Previously, Silk was “a projects partner in the banking department and head of the U.S. China group in the New York office of the global law practice of Allen & Overy LLP, where he concentrated on project finance and direct investment matters in the energy and infrastructure sectors,” according to his LinkedIn profile.

“He advised on many of China’s landmark project financings in a number of sectors and on China’s largest investment in Colombia, which was in the energy sector, as well as on major wind, solar, gas, coal and nuclear-power project acquisitions and financings in the U.S., Asia, Latin America, Caribbean and Africa.”

In his opening statement during his nomination hearing in November, Silk gave a shout-out to “my amazing wife Yocheved Rivka,” who “serves our community as a physician’s assistant in a family practice in Brooklyn [N.Y.] while looking after our eight children and doting on our three grandchildren.”

“My grandparents immigrated to this country from hardship and persecution in Eastern Europe.
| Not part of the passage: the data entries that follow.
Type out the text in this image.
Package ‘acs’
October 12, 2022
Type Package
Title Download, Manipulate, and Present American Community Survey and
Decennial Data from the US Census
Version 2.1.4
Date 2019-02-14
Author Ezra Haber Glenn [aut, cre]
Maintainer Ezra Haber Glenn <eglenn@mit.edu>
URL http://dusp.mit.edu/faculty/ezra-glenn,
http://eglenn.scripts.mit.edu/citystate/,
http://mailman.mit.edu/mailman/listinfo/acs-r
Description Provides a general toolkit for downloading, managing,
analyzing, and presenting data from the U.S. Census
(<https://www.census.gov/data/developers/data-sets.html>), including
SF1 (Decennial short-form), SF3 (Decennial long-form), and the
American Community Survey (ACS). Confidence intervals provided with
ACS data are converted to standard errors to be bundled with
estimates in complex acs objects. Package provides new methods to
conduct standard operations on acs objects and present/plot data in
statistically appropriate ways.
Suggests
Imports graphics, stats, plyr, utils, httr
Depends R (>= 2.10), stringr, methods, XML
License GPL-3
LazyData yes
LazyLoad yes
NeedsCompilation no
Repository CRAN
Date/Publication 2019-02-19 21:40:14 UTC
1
Their life experiences were chilling,” he said. “My maternal grandfather, the guiding light of my life, grew up in abject poverty, witnessed Cossacks brutally murder his family members and struggled to cope with the extermination of his family in the Holocaust.”

“For my family, this country represented freedom, security and immense opportunity,” he continued. “They worked hard as tradesmen and laborers.”

Senate Banking Committee chairman Sen. Mike Crapo (R-Idaho) called Silk “a key voice on trade negotiations, energy and infrastructure finance, export credit and financial services.”